Rare Broadsheet of the Battle of Trafalgar
By DODD, R[obert], 1805
A Plan of the Attack by Lord Nelson of the Combined Fleet, October 21st, 1805.
- Author: DODD, R[obert]
- Publication place: London
- Publisher: Published by R. Dodd, marine painter, near the Admiralty
- Publication date: Nov[ember], 1805.
- Physical description: Coloured aquatint with letterpress text below, minor loss to lower right not affecting text.
- Dimensions: (image) 265 by 365mm (10.5 by 14.25 inches); (sheet) 660 by 440mm (25.9 by 17.3 inches)
- Inventory reference: 2397
The great deciding naval battle of the Napoleonic Wars took place on 21st October 1805, off Cape Trafalgar, between 27 British ships under the command of Admiral Lord Nelson and 33 French and Spanish vessels under Admiral Villeneuve. The broadside clearly illustrates Nelson’s radical battle formation of two straight lines. Although the formation would open up his vessels to enemy broadsides, it would spilt the enemies formidable line, reduce the odds, and then allow their superior gunnery and sailing skills to destroy the enemy at close range. The plan worked brilliantly, and with the French vanguard cut out of the battle by the British slicing through the fleet, Nelson’s men proceeded to take the enemy fleet apart. In fact the British did not lose a ship, while 18 enemy vessels were destroyed and some 14,000 French and Spanish sailors killed or captured.
Below the acquatint Dodd gives a defence of his rather schematic depiction of the French and Spanish line:
‘In order that the enemy’s line should be clearly distinguished, by shewing the colours of each nation distinctly, the artist has judged it best (to avoid confusion that the smallness of scale would occasion), to dispense with exhibiting their sails and rigging, which if introduced, would in this view, have prevented their different flags from being seen; but at the same time begs leave to inform, that they lay too with their maintopsails to the mast, waiting the approach of the British columns, which are bearing down to them under a press of sail, and broke through their line with royals and studding sails set; and, to use the Admiral’s words, “like true British seamen engaged them at the muzzles of their guns”, whose admirable letter will be read by every lover of his country with heartfelt satisfaction, and is subjoined, as the best description of this little sketch’.
Below the note are printed Collingwood’s letters to the Admiralty describing the battle, his general orders congratulating those who took part in it and a list of ships in each fleet.
Robert Dodd (1748–1815) British Marine painter and graphic artist who lived and worked in Wapping, London.
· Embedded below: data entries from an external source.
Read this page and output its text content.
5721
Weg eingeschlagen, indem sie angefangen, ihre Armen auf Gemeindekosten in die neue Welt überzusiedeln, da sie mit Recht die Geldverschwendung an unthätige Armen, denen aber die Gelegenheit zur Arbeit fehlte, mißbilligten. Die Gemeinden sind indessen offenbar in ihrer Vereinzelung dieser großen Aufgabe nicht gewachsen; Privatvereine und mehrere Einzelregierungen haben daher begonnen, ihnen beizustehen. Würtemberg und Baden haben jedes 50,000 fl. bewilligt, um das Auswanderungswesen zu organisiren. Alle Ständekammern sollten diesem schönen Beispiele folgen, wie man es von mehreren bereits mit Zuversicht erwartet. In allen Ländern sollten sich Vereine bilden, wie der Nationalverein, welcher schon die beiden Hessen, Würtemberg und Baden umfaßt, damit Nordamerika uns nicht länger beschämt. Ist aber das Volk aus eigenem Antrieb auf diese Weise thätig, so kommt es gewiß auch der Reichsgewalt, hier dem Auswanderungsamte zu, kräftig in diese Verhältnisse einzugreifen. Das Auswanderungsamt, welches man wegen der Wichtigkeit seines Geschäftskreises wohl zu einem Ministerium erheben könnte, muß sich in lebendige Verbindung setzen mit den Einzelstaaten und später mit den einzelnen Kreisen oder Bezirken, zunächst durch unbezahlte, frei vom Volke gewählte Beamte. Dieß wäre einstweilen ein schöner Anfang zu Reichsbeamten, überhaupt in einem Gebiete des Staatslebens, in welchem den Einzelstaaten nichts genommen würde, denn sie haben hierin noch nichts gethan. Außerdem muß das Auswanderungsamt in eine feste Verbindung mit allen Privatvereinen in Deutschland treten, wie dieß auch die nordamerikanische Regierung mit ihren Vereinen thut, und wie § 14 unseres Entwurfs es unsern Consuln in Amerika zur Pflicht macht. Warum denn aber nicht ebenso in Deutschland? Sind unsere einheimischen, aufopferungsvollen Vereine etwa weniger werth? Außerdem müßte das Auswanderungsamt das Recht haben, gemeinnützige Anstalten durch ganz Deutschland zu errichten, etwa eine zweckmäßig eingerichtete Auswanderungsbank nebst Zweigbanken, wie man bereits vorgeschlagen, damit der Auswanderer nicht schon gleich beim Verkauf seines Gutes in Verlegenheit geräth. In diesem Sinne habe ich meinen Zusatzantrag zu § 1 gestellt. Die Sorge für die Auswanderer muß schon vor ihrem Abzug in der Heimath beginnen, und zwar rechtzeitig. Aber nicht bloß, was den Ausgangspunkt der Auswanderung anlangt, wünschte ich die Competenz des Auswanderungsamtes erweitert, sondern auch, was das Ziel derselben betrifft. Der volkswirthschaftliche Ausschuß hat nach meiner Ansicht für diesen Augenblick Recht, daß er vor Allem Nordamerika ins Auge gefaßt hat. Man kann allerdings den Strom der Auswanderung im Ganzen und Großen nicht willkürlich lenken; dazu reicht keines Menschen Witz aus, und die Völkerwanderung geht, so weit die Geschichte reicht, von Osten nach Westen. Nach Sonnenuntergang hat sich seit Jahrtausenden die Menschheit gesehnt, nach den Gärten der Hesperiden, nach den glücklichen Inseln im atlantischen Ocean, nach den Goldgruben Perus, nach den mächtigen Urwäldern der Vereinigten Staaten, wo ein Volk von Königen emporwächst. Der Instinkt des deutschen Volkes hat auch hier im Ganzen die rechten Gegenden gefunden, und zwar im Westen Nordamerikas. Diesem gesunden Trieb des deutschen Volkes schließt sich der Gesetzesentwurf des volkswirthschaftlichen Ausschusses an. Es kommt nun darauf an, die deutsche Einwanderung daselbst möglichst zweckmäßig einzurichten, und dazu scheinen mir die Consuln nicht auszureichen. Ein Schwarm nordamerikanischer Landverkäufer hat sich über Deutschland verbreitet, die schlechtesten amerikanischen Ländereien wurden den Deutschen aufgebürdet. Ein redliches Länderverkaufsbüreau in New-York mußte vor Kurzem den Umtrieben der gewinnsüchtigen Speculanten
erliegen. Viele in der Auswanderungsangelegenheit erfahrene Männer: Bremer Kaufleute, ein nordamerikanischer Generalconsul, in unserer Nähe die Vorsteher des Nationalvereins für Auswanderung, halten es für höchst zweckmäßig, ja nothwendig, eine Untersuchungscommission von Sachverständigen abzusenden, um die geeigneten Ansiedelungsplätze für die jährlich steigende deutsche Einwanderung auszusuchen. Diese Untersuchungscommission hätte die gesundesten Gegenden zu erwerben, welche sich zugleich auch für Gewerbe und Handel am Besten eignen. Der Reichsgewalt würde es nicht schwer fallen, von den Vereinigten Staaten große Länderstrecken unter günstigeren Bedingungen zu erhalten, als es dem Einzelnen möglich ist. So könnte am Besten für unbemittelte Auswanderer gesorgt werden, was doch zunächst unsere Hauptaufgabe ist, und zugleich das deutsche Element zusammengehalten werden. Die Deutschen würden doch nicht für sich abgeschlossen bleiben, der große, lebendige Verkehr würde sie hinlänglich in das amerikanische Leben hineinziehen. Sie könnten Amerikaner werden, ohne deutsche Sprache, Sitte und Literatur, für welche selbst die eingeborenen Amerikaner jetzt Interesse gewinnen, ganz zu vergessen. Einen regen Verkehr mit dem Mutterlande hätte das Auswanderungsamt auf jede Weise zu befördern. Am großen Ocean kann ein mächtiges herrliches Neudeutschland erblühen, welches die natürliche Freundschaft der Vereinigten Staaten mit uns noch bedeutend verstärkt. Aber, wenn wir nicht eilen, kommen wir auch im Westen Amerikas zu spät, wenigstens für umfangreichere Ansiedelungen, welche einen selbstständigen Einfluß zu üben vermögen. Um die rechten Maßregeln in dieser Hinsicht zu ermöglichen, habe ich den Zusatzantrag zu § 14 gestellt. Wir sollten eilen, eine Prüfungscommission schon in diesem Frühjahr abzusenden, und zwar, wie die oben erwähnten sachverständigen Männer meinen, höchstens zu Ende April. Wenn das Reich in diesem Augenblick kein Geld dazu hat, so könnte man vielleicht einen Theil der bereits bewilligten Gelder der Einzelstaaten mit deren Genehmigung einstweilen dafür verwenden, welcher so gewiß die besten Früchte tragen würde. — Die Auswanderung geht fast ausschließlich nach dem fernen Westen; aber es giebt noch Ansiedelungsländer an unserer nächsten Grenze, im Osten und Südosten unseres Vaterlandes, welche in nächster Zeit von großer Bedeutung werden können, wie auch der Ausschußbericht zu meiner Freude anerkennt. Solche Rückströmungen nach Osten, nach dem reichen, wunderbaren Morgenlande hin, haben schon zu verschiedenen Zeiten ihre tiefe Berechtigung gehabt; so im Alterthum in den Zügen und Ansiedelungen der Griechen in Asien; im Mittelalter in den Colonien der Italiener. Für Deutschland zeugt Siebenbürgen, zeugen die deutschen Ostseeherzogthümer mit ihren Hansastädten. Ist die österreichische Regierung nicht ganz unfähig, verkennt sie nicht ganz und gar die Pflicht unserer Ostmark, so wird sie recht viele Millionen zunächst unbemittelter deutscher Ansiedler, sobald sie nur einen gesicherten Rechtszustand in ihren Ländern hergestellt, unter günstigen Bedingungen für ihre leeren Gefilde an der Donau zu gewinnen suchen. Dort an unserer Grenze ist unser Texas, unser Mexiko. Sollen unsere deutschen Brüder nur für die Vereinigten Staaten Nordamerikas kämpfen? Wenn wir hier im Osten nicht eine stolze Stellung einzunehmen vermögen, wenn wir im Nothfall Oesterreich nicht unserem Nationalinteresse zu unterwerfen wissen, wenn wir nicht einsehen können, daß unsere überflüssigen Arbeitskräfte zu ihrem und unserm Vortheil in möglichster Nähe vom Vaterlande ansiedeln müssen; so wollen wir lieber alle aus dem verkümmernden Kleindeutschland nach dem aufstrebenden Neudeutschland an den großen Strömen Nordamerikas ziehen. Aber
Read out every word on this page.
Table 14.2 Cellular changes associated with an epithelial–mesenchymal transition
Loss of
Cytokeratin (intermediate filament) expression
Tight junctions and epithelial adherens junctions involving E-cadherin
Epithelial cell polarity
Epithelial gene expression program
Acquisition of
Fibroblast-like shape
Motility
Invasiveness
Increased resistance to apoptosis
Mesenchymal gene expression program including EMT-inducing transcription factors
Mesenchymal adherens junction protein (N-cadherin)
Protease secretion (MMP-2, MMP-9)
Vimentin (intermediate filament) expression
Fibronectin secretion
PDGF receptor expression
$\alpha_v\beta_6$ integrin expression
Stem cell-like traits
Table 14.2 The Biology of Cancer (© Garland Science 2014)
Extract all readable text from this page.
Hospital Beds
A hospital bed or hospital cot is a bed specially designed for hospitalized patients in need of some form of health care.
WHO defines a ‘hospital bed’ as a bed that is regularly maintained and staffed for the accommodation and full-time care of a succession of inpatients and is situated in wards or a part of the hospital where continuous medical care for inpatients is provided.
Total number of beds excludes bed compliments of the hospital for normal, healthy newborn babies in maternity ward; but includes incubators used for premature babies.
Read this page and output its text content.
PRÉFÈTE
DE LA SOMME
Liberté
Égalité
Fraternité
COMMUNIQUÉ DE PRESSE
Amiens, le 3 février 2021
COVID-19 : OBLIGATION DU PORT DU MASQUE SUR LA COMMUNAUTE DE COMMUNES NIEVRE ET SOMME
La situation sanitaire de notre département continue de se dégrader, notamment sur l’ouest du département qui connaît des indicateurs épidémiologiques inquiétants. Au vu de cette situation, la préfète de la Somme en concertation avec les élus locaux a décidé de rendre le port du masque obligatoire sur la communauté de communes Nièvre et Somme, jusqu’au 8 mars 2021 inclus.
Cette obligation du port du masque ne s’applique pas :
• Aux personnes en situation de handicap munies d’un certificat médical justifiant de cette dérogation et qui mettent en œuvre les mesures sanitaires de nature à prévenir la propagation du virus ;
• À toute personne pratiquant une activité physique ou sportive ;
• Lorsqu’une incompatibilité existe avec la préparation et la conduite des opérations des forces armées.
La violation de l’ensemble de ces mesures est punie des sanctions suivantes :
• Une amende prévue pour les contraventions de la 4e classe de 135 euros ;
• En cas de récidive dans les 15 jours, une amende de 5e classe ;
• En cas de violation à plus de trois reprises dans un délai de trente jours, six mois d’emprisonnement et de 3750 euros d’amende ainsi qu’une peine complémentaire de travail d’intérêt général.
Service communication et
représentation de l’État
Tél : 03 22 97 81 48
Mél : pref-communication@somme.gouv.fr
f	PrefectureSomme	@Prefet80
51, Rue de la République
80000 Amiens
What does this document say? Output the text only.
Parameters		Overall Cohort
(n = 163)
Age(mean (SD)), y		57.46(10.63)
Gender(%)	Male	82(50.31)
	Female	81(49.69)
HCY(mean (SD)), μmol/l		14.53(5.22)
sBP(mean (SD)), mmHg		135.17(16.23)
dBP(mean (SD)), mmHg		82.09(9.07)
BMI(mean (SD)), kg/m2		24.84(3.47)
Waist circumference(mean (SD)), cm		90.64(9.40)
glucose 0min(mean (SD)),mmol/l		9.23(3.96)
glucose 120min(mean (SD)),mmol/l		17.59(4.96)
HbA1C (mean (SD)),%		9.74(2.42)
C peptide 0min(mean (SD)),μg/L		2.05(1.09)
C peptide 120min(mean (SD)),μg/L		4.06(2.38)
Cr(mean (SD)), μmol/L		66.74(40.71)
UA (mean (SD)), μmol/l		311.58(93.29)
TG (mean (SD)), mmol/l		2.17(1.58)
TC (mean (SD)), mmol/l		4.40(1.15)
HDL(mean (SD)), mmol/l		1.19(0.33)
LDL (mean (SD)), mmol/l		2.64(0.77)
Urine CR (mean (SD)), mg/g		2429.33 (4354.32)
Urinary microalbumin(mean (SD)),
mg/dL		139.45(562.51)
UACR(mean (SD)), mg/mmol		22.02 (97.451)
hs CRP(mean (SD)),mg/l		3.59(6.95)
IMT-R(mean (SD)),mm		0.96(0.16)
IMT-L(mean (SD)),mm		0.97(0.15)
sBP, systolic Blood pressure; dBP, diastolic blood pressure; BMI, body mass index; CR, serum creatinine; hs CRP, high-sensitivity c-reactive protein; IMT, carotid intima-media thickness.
Nothing is known about his training but he was a prolific aquatint engraver who published much of his own work. He exhibited at the Society of Artists in London in 1780 and the Royal Academy between 1782 and 1809. He produced fine and detailed portrayals of famous ships such as “Nelson’s ‘Victory’ Sailing from Spithead” and also painted naval actions of both the American Revolutionary War and the French Wars of 1793–1815. He conveyed well the drama of a battle and storm though spectacular light effects, such as the sun’s rays piercing dark clouds, and by contrasting fire and black smoke against a serene blue sky. He also painted and engraved a series of views of the Royal Dockyards and of Greenwich Hospital. The print from his painting ‘The Mutiny of the ‘Bounty’, showing the mutineers casting Captain Bligh adrift is the best known contemporary image of the event. He also illustrated an edition of William Falconer’s poem ‘The Shipwreck’ (W. Baynes, London, 1811) with 18 aquatint ships in various weather conditions. In 1795 he painted a huge canvas of the end of Lord Howe’s victory at the Battle of the Glorious First of June 1794, for the dining room of his local inn n Commerical Road, in London: this too is now in Greenwich. His works have been confused with those of his lesser known marine-painter brother, Ralf.